To this date, although extensive computer tests have found no counter-examples to these conjectures, no proofs are known. Deshoulliers, Effinger, te Riele and Zinoviev published a proof of the odd Goldbach conjecture, but it assumed the generalized Riemann hypothesis (another pre-emiment unsolved conjecture of mathematics), and so it is not really a proof of the original conjecture. Collectively these conjectures are among the oldest and most prominent unsolved problems in mathematics.
A few weeks ago (1 Feb 2012), the well-known Australian Fields medalist mathematician Terence Tao posted an arXiv paper entitled “Every odd number greater than 1 is the sum of at most five primes.” The title tells it all. Although numerous weaker results have been published in this area, Tao’s result, if it survives peer review by highly qualified mathematicians, would clearly be the strongest and most satisfactory yet.
A brief summary of prior results (taken from MathWorld) runs as follows:
The conjecture that all odd numbers are the sum of three odd primes is called the “weak” Goldbach conjecture. Vinogradov (1937ab, 1954) proved that every sufficiently large odd number is the sum of three primes. (Nagell 1951, p. 66; Guy 1994), and Estermann (1938) proved that almost all even numbers are the sums of two primes. Vinogradov’s original “sufficiently large” was subsequently reduced to by Chen and Wang (1989). Chen (1973, 1978) also showed that all sufficiently large even numbers are the sum of a prime and the product of at most two primes (Guy 1994, Courant and Robbins 1996).
Tao presents a short synopsis of his wonderful result on his blog.
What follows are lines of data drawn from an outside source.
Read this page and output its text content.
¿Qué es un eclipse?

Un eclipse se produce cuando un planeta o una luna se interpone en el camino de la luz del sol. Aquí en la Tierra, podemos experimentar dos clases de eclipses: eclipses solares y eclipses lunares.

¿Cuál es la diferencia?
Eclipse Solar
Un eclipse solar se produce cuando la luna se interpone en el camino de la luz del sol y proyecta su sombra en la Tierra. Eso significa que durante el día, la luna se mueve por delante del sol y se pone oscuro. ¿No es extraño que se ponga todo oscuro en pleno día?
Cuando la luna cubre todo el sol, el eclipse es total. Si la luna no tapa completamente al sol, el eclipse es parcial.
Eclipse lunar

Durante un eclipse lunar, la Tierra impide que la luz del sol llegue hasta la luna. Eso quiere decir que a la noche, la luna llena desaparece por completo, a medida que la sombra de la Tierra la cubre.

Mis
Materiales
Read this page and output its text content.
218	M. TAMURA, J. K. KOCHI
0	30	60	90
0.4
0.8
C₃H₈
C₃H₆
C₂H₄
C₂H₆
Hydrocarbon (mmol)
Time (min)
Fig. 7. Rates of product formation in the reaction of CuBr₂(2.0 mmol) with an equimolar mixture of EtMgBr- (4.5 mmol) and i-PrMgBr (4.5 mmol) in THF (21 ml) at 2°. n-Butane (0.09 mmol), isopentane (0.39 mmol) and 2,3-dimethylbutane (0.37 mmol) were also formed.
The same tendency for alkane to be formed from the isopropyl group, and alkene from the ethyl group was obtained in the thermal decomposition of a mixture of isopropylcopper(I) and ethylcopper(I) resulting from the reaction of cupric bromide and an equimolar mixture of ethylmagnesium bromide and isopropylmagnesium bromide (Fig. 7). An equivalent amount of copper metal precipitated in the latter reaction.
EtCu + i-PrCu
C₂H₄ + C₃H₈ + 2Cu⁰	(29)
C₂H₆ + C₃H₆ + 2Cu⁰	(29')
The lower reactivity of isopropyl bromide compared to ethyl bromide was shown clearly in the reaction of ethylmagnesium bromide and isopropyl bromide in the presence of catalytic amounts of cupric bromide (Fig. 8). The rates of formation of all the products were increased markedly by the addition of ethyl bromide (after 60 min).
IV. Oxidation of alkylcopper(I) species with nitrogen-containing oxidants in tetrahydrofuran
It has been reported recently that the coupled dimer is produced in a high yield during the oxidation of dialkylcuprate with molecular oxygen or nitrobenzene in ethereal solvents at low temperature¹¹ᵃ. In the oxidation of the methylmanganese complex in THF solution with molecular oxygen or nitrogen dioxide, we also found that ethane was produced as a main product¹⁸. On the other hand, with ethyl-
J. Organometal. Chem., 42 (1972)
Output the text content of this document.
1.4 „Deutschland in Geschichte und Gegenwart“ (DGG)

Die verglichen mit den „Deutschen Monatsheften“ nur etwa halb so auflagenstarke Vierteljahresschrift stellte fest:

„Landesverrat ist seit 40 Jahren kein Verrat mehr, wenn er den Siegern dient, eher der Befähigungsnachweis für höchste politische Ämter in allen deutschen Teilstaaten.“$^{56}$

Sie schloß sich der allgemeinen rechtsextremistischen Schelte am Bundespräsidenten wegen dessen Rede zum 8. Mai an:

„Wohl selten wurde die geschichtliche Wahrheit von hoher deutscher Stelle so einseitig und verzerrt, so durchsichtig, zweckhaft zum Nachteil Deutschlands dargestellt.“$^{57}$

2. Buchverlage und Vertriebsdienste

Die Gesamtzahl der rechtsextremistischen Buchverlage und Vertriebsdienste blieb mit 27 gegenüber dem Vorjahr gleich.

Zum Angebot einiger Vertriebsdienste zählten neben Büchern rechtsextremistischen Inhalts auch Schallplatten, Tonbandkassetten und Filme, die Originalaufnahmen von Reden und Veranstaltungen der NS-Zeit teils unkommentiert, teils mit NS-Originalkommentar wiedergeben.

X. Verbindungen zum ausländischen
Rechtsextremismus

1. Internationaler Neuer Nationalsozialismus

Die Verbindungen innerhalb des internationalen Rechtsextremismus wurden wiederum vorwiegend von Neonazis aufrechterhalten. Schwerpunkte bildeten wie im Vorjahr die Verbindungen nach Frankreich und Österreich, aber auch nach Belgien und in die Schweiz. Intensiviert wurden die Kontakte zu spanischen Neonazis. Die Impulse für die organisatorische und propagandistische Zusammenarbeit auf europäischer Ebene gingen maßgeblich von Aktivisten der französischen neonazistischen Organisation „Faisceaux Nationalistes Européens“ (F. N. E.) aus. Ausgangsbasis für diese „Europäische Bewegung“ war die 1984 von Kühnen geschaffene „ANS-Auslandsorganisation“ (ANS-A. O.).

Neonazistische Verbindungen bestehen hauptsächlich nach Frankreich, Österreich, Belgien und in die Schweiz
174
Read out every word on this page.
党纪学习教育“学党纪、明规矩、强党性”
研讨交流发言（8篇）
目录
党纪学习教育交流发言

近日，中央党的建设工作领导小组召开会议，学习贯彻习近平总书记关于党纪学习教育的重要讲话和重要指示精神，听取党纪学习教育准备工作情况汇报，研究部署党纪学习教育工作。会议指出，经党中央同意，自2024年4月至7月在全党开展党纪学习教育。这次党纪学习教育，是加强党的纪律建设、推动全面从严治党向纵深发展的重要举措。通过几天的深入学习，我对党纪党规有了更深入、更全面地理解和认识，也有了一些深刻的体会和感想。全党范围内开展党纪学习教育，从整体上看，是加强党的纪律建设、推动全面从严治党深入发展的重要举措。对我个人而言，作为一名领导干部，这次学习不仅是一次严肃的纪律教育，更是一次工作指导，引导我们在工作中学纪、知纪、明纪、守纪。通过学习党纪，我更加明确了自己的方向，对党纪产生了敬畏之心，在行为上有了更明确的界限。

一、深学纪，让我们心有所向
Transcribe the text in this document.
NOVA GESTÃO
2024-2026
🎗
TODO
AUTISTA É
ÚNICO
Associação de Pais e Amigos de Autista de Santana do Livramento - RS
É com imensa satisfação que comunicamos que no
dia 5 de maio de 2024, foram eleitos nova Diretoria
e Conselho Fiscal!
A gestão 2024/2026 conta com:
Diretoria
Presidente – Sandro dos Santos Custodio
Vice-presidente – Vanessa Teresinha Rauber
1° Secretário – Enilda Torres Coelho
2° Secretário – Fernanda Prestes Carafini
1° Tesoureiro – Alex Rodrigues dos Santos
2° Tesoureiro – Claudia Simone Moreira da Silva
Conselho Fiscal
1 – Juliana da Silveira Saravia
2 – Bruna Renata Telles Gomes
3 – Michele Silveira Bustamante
He mentions that his paper utilizes the Hardy-Littlewood circle method, one of the most frequently employed techniques of analytic number theory, due to famed British mathematicians G. H. Hardy and J. E. Littlewood in the 1920s, but broadly based on Hardy’s earlier work with Indian mathematician Srinivasa Ramanujan.
While Terry Tao’s manuscript includes much impressive analysis of his own, he carefully notes that he relies on the results of numerous other contemporary mathematicians (the bibliography includes 39 references). Among the key results he utilizes are those of Jean Bourgain, Jing Run Chen, Xavier Gourdon, Ming-Chit Liu, Hugh Montgomery, Harmut Siebert, Ivan Vinogradov and Tianze Wang. As Newton, in a moment of unusual candor, once confessed, “If I have seen further it is by standing on ye sholders of Giants.”